Later, it was Trump the presidential candidate who met Dinesh Chawla’s brother, setting in motion the partnership with the Trump Organization for the Mississippi hotel. And it was Trump the president whose administration came to Chawla’s aid during the pandemic.

“There’s some irony in that,” he said.

Chawla explained that the government money was not keeping his business afloat. But it was necessary to avoid layoffs at his existing hotels in the area — a Hampton Inn, a Quality Inn and a Holiday Inn Express — as well as the former Scion property. He said he also has a partial stake in other hotels that received about $100,000 in SBA funding, and he recently received word from the agency that he might qualify for additional loans up to $250,000.

To date, Chawla is the rare Trump family business associate, past or present, to acknowledge tapping federal funding for the pandemic. A dozen other businesses contacted by The New York Times, including restaurants in Trump hotels and tenants in the president’s various properties, denied participating in the SBA program, declined to discuss the subject or did not respond. Suresh Chawla, formerly a partner with his brother in the Mississippi hotel, did not respond.

A spokeswoman for the Trump Organization also did not respond to a request for comment.

The SBA has failed to make public the list of recipients. Some public companies have disclosed the loans in regulatory filings, fueling criticism of the program, which has been dogged by technical glitches and concerns that large businesses jumped the line. Some of them later returned the money after the Trump administration both provided new guidance and threatened repercussions.

As a local hotelier, Dinesh Chawla is the sort of small business owner intended for the program. In a Facebook post, he praised the government officials that had made it happen.

“I’m delighted to report that not a single employee will be laid off, and when the new hotel gets the greenlight to open, the company will be adding even more employees to the rolls,” he wrote.
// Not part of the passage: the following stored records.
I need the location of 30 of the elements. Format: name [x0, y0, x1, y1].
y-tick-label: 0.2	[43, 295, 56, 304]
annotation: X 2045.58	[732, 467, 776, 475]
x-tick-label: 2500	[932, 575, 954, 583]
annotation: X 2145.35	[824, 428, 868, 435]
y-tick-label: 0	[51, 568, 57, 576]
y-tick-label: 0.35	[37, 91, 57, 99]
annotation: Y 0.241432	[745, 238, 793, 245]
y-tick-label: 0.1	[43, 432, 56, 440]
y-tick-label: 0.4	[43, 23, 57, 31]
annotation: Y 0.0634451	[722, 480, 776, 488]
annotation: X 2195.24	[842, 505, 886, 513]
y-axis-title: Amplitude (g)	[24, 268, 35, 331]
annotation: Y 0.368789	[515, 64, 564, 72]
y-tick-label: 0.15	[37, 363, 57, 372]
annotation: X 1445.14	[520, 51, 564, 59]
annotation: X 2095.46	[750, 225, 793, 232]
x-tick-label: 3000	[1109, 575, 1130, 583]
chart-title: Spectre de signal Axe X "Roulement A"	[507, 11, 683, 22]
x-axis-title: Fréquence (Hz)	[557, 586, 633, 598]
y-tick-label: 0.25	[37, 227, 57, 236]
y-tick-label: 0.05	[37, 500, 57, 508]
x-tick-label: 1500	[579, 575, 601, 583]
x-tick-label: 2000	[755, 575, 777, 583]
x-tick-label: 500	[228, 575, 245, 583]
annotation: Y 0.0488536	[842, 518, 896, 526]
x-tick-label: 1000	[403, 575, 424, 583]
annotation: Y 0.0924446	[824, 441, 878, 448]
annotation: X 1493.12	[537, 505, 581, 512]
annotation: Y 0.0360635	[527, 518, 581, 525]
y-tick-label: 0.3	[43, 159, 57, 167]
Chawla briefly worried he would not qualify for the SBA program, which is not available to anyone on probation or parole. In August, he was arrested in Memphis on felony charges that he stole luggage from an airport baggage claim area. Prosecutors eventually dropped the case, and Chawla acknowledged in an interview that he had used bad judgment and sought counseling.

Since the case concluded in November, Chawla has been focused on completing the new development. The $27 million property will include a hotel — known as the Lyric instead of Scion — as well as restaurants and a music venue.
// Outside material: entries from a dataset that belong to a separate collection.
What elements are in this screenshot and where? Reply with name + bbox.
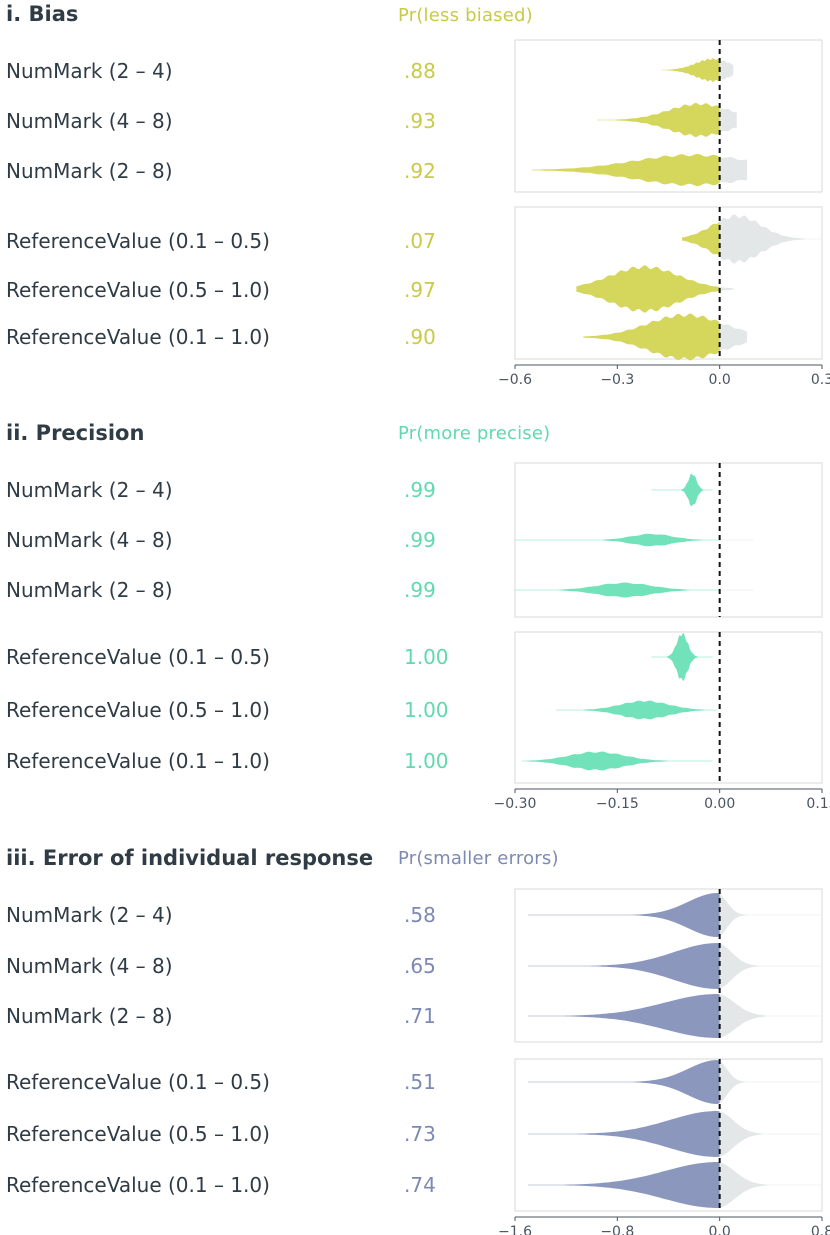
row-label: ReferenceValue (0.1 – 1.0) [6, 325, 270, 349]
violin-reference-0-4 [719, 286, 734, 292]
violin-2-2 [527, 994, 720, 1038]
panel-frame [514, 1058, 823, 1212]
row-value: .97 [404, 278, 436, 302]
row-label: NumMark (2 – 4) [6, 903, 173, 927]
row-label: NumMark (2 – 8) [6, 1004, 173, 1028]
x-tick-label: 0.0 [709, 1224, 731, 1235]
violin-0-2 [532, 153, 720, 187]
row-value: .90 [404, 325, 436, 349]
violin-2-4 [527, 1111, 720, 1157]
x-tick-label: −0.6 [498, 372, 532, 388]
row-label: NumMark (2 – 8) [6, 578, 173, 602]
row-value: .74 [404, 1173, 436, 1197]
row-label: ReferenceValue (0.1 – 0.5) [6, 645, 270, 669]
x-tick-label: −1.6 [498, 1224, 532, 1235]
violin-reference-2-4 [719, 1111, 822, 1157]
panel-frame [514, 631, 823, 784]
row-value: .99 [404, 478, 436, 502]
section-title-error: iii. Error of individual response [6, 846, 374, 870]
violin-reference-1-2 [719, 589, 754, 591]
section-title-precision: ii. Precision [6, 421, 145, 445]
x-tick-label: 0.8 [811, 1224, 830, 1235]
x-tick-label: −0.30 [494, 796, 537, 812]
x-tick-label: −0.8 [600, 1224, 634, 1235]
violin-2-1 [527, 943, 720, 989]
row-label: ReferenceValue (0.5 – 1.0) [6, 278, 270, 302]
row-value: 1.00 [404, 645, 449, 669]
row-label: ReferenceValue (0.5 – 1.0) [6, 1122, 270, 1146]
violin-0-4 [576, 265, 720, 313]
row-value: .88 [404, 59, 436, 83]
violin-reference-0-2 [719, 156, 747, 184]
x-tick-label: −0.3 [600, 372, 634, 388]
x-tick-label: 0.15 [806, 796, 830, 812]
row-value: .73 [404, 1122, 436, 1146]
x-tick-label: 0.0 [709, 372, 731, 388]
row-label: ReferenceValue (0.1 – 1.0) [6, 1173, 270, 1197]
x-tick-label: 0.3 [811, 372, 830, 388]
violin-reference-0-1 [719, 107, 737, 133]
violin-1-0 [651, 473, 713, 507]
row-label: ReferenceValue (0.1 – 0.5) [6, 229, 270, 253]
row-value: 1.00 [404, 749, 449, 773]
violin-reference-0-5 [719, 322, 747, 352]
row-label: NumMark (2 – 8) [6, 159, 173, 183]
row-label: NumMark (4 – 8) [6, 954, 173, 978]
row-value: .99 [404, 528, 436, 552]
panel-frame [514, 888, 823, 1043]
violin-0-0 [661, 58, 720, 82]
violin-reference-2-5 [719, 1162, 822, 1208]
violin-0-1 [596, 102, 720, 138]
x-tick-label: 0.00 [704, 796, 735, 812]
row-label: ReferenceValue (0.1 – 0.5) [6, 1070, 270, 1094]
panel-frame [514, 206, 823, 360]
row-label: NumMark (2 – 4) [6, 59, 173, 83]
row-value: .51 [404, 1070, 436, 1094]
violin-1-3 [651, 633, 713, 681]
violin-0-5 [583, 313, 720, 361]
row-label: NumMark (2 – 4) [6, 478, 173, 502]
violin-0-3 [682, 221, 720, 257]
violin-reference-2-3 [719, 1061, 822, 1103]
row-value: 1.00 [404, 698, 449, 722]
violin-2-0 [527, 893, 720, 937]
violin-1-5 [521, 751, 713, 771]
row-value: .93 [404, 109, 436, 133]
row-label: NumMark (4 – 8) [6, 109, 173, 133]
violin-reference-0-0 [719, 59, 734, 81]
metric-label-bias: Pr(less biased) [398, 5, 533, 26]
violin-2-5 [527, 1162, 720, 1208]
metric-label-precision: Pr(more precise) [398, 423, 551, 444]
metric-label-error: Pr(smaller errors) [398, 848, 559, 869]
row-value: .65 [404, 954, 436, 978]
panel-frame [514, 39, 823, 193]
violin-1-2 [515, 582, 720, 598]
violin-2-3 [527, 1060, 720, 1104]
x-tick-label: −0.15 [596, 796, 639, 812]
violin-reference-2-0 [719, 894, 822, 936]
violin-1-4 [555, 700, 717, 720]
row-value: .71 [404, 1004, 436, 1028]
row-value: .99 [404, 578, 436, 602]
violin-reference-2-1 [719, 943, 822, 989]
row-label: ReferenceValue (0.1 – 1.0) [6, 749, 270, 773]
section-title-bias: i. Bias [6, 2, 79, 26]
violin-reference-1-1 [719, 539, 754, 541]
row-value: .58 [404, 903, 436, 927]
violin-reference-0-3 [719, 214, 822, 264]
row-label: NumMark (4 – 8) [6, 528, 173, 552]
row-value: .92 [404, 159, 436, 183]
row-value: .07 [404, 229, 436, 253]
row-label: ReferenceValue (0.5 – 1.0) [6, 698, 270, 722]
violin-reference-2-2 [719, 994, 822, 1038]
violin-1-1 [515, 533, 720, 547]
The development was initially expected to open in fall 2018, but the Trumps extended the timeline as they sought to redesign the meeting spaces and spruce up the clubhouse. Then early last year, Trump’s eldest sons, who oversee the family business, called off the deal, citing increasing scrutiny of their business from congressional Democrats and the media.
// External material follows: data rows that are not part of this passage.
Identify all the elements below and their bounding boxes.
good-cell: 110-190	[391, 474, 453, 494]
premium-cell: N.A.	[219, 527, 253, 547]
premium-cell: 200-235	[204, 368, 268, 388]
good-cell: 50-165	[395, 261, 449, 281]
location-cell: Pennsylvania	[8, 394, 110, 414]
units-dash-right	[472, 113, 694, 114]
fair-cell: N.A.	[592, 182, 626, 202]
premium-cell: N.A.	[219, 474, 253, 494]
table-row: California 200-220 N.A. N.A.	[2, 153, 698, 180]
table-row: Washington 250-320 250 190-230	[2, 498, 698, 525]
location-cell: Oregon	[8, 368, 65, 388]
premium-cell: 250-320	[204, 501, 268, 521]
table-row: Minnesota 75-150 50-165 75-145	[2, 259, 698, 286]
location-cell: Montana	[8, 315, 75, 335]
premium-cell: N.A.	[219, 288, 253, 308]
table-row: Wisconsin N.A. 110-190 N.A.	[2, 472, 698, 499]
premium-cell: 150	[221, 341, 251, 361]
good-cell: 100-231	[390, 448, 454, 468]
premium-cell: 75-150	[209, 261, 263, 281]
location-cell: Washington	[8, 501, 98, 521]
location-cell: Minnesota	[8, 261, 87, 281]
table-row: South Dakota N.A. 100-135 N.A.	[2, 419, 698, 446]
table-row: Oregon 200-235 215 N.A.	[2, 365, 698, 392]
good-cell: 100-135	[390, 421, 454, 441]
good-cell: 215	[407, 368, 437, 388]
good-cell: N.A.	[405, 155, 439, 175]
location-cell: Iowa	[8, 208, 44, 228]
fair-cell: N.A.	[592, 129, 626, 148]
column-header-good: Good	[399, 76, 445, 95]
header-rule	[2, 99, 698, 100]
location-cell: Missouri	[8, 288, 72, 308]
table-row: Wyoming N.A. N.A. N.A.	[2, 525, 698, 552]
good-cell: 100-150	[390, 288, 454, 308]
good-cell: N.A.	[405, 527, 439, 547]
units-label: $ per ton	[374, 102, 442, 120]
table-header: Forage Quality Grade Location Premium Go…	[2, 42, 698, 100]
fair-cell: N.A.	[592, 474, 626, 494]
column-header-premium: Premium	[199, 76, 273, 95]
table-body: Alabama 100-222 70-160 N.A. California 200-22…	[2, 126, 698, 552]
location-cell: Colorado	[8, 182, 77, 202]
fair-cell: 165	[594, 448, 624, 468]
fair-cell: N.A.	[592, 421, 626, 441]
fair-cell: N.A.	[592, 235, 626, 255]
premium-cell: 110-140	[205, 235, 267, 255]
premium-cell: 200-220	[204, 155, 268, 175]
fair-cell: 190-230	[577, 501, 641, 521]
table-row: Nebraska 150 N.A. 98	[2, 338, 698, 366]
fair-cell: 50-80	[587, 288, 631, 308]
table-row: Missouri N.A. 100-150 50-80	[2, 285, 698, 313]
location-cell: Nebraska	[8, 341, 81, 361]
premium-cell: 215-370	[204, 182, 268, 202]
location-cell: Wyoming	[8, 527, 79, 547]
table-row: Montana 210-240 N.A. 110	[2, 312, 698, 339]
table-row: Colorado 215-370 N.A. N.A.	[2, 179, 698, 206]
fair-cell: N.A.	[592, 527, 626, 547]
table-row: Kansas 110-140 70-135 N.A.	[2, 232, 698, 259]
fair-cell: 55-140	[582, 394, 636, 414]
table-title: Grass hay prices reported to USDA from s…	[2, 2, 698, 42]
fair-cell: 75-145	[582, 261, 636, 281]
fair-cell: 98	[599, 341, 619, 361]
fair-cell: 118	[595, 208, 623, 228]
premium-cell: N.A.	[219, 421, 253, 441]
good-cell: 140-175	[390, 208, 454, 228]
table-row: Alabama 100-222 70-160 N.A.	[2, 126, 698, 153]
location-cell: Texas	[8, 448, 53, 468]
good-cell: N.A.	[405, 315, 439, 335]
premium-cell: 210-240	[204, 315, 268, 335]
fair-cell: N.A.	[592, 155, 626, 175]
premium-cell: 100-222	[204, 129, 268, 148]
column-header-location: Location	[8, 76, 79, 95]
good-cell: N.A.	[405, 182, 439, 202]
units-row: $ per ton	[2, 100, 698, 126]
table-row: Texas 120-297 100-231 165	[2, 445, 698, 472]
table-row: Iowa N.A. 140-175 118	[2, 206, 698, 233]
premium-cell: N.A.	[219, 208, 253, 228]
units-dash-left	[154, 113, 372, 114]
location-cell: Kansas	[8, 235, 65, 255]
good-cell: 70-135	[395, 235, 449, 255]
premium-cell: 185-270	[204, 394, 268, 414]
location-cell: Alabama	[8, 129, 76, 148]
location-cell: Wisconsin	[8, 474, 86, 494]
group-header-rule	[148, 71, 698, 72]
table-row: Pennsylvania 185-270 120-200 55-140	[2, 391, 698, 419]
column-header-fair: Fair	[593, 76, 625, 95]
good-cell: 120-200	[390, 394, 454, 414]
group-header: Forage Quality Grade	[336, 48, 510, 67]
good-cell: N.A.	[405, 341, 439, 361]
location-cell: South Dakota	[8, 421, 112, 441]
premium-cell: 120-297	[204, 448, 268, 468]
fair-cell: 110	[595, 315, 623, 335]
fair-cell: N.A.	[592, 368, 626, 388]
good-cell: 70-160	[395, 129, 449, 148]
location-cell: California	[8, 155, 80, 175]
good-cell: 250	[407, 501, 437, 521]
“I lost about $2 million in investment, lost business, interest, redesign and increased construction costs because of the delays of the Trump period,” Chawla said. But he did not “feel that it was a total loss,” he added, as the Trumps offered helpful expertise.

“The Trump experience — with all of its ups and downs — was a life-changing one, and they were universally encouraging and instructive to me,” he said.

Before the pandemic, Chawla had hoped to open this spring. A partial opening is now planned for late June.